COVID-19 prevention with subcutaneous administration of the monoclonal antibodies casirivimab and imdevimab: Subgroup analysis in participants with cardiovascular disease and diabetes

Meagan P O'Brien 1, Eduardo Forleo-Neto 1, Bret J Musser 1, Flonza Isa 1, Kuo-Chen Chan 1, Neena Sarkar 1, Katharine J Bar 2, Ruanne V Barnabas 3, Dan H Barouch 4, Myron S Cohen 5, Mary A Marovich 6, Peijie Hou 1, Ingeborg Heirman 1, John D Davis 1, Kenneth C Turner 1, Divya Ramesh 1, Adnan Mahmood 1, Lisa Purcell 1, Andrea T Hooper 1, Jennifer D Hamilton 1, Yunji Kim 1, Alina Baum 1, Christos A Kyratsous 1, James Krainson 7, Richard Perez-Perez 8, Rizwana Mohseni 9, Bari Kowal 1, A Thomas DiCioccio 1, Neil Stahl 1, Leah Lipsich 1, Ned Braunstein 1, Gary Herman 1, George D Yancopoulos 1, David M Weinreich 1, for the COVID-19 Phase 3 Prevention Trial Team
PMCID: PMC8556497

Abstract

Background

In a Phase 3 prevention trial, the monoclonal antibody combination casirivimab and imdevimab (REGEN-COVTM) administered subcutaneously (SC) prevented symptomatic SARS-CoV-2 infection in asymptomatic adults/adolescents living in the same household as a SARS-CoV-2-infected individual (index case).
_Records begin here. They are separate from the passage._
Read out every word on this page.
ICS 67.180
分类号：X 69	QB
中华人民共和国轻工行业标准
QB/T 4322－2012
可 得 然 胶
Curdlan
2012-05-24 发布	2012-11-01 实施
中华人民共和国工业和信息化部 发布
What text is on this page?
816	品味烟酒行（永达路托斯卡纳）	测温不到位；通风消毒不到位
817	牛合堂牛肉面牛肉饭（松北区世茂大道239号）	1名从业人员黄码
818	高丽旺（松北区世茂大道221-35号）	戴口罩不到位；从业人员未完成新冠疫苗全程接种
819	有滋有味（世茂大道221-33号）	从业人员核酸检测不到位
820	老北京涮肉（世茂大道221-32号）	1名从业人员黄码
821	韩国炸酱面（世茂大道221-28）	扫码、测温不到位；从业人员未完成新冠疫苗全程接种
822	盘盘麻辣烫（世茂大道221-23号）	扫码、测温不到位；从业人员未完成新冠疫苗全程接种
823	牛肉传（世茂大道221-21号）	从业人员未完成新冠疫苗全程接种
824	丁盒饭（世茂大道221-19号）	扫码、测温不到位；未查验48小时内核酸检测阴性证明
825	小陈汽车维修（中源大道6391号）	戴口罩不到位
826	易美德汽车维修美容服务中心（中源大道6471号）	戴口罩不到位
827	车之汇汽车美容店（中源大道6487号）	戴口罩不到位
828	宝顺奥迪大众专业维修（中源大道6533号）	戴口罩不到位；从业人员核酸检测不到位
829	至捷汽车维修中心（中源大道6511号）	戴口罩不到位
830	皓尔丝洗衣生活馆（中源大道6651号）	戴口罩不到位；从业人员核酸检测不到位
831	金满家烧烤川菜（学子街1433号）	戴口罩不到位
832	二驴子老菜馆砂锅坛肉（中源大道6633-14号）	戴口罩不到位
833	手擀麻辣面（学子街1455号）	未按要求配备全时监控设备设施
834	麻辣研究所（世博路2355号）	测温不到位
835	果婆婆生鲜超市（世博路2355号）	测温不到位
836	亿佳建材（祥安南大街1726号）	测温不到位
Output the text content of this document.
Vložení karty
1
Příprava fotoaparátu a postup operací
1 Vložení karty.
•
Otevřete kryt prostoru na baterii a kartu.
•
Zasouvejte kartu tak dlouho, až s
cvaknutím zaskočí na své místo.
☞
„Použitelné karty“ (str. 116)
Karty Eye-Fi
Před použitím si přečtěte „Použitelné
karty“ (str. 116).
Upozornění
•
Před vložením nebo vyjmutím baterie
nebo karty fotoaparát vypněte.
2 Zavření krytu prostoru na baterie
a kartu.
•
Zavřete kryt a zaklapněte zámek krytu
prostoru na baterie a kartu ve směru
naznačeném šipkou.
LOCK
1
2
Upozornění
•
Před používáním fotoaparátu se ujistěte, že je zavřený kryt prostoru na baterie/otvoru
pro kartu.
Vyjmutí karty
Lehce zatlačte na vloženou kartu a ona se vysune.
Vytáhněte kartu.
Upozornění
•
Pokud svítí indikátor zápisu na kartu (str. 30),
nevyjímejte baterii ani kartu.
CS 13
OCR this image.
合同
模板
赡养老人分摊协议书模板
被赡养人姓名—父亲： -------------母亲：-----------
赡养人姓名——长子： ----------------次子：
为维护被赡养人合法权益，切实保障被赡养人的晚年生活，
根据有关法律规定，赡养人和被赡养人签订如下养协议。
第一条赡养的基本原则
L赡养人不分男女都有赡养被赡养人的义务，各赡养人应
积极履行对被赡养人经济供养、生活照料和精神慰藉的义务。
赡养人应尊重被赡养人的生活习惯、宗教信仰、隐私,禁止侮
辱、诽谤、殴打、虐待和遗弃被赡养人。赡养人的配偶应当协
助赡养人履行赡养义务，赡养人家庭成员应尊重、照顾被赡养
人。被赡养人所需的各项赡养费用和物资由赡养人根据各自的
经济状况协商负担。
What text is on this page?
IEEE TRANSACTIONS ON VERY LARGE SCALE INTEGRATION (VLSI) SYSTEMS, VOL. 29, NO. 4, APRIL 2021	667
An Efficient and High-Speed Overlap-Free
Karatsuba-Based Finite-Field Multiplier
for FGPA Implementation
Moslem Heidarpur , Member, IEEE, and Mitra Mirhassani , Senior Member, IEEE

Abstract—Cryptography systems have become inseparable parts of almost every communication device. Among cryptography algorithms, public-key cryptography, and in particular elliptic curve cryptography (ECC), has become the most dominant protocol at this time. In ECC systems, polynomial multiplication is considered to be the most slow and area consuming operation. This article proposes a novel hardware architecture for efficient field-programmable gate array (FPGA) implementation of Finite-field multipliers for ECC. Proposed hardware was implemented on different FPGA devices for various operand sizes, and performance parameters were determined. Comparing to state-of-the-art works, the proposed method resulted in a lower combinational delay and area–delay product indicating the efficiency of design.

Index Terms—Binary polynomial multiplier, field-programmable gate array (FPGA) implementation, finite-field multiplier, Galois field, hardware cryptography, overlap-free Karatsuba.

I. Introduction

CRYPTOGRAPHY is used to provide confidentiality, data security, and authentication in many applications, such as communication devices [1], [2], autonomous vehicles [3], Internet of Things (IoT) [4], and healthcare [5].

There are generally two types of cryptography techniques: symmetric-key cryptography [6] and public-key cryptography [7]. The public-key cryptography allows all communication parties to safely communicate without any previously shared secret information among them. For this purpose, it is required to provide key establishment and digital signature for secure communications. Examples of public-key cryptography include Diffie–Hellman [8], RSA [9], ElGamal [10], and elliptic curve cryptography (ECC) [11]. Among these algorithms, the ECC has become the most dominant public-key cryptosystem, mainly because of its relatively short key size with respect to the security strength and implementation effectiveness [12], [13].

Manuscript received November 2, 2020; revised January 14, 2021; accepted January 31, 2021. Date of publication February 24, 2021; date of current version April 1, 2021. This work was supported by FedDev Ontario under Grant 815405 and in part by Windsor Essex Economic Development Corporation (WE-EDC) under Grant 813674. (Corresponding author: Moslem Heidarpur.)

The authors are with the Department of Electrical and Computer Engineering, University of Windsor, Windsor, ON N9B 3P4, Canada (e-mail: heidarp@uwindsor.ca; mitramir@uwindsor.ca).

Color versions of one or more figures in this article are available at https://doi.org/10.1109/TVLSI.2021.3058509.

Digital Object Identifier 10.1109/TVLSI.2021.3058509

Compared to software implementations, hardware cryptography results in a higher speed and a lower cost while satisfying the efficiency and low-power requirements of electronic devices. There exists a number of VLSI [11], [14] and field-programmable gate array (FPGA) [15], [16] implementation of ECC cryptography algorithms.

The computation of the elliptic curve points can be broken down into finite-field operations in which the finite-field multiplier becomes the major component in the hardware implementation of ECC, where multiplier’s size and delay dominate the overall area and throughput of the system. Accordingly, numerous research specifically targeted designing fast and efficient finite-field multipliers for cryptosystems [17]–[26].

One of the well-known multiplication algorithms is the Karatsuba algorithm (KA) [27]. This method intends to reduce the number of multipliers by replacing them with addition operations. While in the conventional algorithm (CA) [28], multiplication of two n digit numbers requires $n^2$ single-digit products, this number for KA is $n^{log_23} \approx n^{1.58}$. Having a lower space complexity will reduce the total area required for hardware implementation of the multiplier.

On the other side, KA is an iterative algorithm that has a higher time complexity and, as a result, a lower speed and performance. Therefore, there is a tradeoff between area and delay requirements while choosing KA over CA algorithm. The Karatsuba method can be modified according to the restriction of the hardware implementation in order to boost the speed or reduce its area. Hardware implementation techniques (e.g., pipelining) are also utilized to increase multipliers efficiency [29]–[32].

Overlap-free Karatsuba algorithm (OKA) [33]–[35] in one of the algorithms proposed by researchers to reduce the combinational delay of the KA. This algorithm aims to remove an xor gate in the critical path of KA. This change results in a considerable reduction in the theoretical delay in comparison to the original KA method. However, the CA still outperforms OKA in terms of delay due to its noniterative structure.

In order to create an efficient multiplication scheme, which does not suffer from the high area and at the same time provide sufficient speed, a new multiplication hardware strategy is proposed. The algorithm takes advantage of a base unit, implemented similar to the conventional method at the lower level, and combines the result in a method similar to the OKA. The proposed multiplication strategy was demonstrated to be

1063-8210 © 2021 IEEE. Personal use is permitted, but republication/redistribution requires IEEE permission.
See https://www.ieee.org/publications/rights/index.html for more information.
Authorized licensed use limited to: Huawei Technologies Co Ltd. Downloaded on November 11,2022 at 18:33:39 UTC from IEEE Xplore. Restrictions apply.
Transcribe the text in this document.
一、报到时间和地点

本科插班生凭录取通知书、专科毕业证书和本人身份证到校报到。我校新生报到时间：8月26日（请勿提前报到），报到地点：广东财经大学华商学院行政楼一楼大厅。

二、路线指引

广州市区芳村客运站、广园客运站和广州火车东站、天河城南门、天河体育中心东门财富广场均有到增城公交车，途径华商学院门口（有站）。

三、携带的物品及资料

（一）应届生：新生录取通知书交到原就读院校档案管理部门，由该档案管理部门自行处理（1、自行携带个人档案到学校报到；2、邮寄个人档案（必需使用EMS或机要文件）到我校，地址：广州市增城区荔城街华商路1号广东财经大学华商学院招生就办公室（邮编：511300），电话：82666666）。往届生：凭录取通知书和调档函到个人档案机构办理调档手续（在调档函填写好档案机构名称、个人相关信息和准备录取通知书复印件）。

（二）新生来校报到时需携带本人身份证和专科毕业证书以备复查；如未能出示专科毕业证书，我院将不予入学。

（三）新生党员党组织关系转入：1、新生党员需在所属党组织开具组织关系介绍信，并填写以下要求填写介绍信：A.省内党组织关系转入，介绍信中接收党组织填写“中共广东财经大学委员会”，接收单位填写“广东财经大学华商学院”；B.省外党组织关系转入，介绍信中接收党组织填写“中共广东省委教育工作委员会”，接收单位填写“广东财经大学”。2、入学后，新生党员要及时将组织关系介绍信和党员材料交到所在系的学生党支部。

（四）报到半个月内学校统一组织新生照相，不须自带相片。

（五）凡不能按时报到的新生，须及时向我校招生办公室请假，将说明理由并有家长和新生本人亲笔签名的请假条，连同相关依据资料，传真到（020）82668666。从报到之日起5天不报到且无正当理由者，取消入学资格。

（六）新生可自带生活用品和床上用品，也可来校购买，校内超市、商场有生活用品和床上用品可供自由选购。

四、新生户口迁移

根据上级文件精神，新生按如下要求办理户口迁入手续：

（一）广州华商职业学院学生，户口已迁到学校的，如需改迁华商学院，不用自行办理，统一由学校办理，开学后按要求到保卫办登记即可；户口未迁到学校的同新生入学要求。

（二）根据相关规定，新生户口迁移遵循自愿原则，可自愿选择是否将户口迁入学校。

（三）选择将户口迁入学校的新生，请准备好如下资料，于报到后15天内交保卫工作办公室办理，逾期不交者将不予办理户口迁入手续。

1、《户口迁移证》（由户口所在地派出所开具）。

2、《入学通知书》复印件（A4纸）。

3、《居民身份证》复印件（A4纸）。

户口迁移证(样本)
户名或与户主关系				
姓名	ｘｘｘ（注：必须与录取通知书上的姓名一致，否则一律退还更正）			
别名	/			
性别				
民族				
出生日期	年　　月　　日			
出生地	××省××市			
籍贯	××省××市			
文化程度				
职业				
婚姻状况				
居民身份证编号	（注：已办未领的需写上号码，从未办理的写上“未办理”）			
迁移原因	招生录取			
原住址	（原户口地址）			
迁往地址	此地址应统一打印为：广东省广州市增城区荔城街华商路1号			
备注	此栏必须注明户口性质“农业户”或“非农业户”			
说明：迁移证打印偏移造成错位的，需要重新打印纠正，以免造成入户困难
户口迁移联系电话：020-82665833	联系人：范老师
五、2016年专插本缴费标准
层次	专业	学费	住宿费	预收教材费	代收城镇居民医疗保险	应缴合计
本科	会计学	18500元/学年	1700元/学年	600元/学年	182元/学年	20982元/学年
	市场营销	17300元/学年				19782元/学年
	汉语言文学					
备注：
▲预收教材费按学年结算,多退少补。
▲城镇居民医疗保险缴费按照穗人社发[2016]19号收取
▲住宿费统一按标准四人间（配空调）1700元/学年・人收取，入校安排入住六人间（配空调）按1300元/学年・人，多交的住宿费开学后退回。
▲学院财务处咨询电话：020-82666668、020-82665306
Individuals with cardiovascular disease (CVD) and/or diabetes are at increased risk of moderate/severe COVID-19.

Methods

Uninfected individuals ≥12 years, identified ≤96 hours of index case being diagnosed SARS-CoV-2 positive, were randomized 1:1 to REGEN-COV 1200mg SC or placebo. The primary endpoint was the proportion of participants who developed symptomatic infection (COVID-19) during the 28-day efficacy assessment period among those who were SARS-CoV-2 RT-qPCR negative and without evidence of immunity (seronegative) at baseline. A post-hoc analysis assessed efficacy in participants with CVD (including hypertension) and/or diabetes. Overall safety is reported.

Results

The study included SARS-CoV-2 RT-qPCR negative participants at baseline (n=2067). There was an 81.4% relative risk reduction (RRR) of symptomatic infection with REGEN-COV in the overall seronegative population (n=1505; Figure 1; Table 1). In participants with CVD (n=332) or diabetes (n=103), the RRRs of developing symptomatic infection with REGEN-COV versus placebo were 54.9% and 69.0%, respectively. Similar results were observed when analyses were performed regardless of baseline serology status. Treatment-emergent adverse events occurring at ≥2% included COVID-19, asymptomatic COVID-19, headache, and injection-site reaction (Table 2).

Conclusions

In study participants with CVD and/or diabetes, who are known to be at increased risk of severe disease if infected, treatment with REGEN-COV SC reduced the risk of developing symptomatic SARS-CoV-2 infection, consistent with the overall study results..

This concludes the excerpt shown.